Nope, those readings look ok to me.
Gluing capacitors to the board is common practise given their physical size and potential for movement. Whether or not the black gunge is the actual glue is debatable - not something I can go into in detail without seeing/smelling it for myself (capacitor gunge from leakage has a known 'scent' that experienced engineers can sniff out).
Using the white silicone adhesive is, however, a common method but since it WASN'T used on the big capacitors it seems reasonable that some other version of glue was.

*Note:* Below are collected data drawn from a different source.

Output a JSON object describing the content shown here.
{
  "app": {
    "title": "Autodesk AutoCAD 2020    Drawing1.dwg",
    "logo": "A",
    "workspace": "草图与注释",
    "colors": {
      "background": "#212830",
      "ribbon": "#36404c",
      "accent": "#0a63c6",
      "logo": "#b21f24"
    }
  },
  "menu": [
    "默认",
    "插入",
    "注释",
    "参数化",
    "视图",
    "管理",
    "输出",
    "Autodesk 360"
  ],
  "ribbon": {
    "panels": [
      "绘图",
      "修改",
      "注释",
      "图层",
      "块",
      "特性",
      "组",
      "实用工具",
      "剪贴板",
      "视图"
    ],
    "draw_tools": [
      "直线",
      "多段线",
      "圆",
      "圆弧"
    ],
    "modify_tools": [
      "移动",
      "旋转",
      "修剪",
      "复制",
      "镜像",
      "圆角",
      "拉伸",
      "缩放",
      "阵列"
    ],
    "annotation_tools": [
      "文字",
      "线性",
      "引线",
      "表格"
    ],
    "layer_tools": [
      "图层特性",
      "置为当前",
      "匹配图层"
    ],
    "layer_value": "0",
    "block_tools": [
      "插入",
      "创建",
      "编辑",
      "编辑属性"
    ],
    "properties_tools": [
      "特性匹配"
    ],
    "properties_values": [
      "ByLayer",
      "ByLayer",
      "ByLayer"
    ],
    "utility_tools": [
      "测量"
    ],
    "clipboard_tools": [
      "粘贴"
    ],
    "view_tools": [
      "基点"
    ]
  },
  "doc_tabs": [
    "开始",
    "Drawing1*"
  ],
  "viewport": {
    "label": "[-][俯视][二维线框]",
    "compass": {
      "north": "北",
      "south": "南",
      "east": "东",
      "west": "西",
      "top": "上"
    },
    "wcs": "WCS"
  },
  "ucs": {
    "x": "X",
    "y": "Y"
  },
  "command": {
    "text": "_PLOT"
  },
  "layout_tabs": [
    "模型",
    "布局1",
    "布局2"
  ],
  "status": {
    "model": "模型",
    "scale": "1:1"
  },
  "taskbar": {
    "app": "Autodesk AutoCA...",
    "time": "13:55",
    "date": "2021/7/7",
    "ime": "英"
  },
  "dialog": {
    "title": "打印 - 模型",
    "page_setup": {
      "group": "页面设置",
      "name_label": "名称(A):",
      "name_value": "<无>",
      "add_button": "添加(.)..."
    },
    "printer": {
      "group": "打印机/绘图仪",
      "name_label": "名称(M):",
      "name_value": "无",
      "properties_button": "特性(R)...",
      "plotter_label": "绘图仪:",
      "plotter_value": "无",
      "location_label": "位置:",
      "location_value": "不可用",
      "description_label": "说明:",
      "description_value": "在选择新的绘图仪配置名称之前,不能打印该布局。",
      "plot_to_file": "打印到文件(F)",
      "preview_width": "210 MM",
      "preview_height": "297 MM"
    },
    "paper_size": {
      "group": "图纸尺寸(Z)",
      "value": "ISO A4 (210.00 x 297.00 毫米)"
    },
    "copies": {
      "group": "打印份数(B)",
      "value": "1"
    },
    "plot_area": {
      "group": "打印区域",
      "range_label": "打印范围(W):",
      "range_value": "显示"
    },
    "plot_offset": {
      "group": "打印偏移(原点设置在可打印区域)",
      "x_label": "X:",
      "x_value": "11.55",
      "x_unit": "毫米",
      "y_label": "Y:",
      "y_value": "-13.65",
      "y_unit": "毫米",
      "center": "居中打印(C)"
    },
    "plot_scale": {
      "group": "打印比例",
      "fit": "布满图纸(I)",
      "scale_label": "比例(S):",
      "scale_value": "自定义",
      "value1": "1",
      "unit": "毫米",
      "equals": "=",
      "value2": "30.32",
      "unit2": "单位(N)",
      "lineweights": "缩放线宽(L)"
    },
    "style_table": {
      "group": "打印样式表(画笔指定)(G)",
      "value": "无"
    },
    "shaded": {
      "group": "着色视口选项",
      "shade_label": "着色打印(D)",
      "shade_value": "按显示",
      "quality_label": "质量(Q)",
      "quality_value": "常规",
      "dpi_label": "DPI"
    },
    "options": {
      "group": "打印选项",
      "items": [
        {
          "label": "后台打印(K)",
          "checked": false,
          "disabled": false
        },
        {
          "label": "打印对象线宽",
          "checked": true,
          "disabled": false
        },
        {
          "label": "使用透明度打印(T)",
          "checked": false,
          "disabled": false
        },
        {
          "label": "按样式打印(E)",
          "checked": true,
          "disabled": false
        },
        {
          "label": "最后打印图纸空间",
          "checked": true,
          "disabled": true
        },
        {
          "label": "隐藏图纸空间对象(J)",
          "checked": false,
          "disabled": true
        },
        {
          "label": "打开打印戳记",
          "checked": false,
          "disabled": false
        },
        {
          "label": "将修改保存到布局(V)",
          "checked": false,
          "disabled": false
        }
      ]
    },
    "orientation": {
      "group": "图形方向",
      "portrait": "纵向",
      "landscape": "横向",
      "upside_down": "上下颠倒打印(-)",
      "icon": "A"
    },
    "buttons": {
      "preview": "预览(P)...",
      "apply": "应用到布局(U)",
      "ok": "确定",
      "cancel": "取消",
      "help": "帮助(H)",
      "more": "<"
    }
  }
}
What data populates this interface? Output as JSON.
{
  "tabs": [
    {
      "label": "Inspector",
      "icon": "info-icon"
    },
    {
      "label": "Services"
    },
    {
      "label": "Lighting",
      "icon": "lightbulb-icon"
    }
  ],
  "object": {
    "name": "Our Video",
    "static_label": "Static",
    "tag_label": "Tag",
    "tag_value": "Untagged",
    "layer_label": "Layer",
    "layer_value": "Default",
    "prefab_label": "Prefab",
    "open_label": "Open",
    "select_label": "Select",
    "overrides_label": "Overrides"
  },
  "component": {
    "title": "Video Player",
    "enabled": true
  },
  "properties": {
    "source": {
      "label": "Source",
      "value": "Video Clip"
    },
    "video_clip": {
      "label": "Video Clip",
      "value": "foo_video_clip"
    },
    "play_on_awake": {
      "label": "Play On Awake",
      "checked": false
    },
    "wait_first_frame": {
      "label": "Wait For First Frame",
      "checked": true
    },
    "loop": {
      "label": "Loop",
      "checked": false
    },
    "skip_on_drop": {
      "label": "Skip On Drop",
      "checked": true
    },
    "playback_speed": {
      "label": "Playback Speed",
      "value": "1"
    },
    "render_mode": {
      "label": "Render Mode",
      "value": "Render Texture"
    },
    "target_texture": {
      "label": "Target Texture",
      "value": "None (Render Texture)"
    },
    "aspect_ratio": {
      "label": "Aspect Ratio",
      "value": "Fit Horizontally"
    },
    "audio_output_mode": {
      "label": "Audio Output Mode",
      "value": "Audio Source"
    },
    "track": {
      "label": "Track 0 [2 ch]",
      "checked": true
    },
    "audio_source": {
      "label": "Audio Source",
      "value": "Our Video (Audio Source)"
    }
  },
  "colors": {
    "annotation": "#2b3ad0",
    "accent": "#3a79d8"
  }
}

The capacitors DO 'look' to be ok, they measure the right value but their ESR may be the main cause for the problems you're seeing - that said there are other potential problem areas that would need to be isolated individually to prove otherwise. There are two low voltage regulators (each on their own heatsink) either one of which may have gone dud, the main amp driver device (chip) could be shorted etc. Best way forward would be to test the ESR and refit if ok, power up again BUT with the two low voltage regulators isolated, the amp chip isolated and the output transistors removed then fit/test the bits/sections going from the main smoothing capacitors to the output transistors.
Somewhere along that route you will discover the PSU powering up properly, no fuse blowing etc. This might all be possible by selective removal of PCB link wires and/or track cutting but I won't go there as it would take an age - it's something quite easily resolved with the right application but I'm sure, if you keep up the determination, you will get there yourself anyway.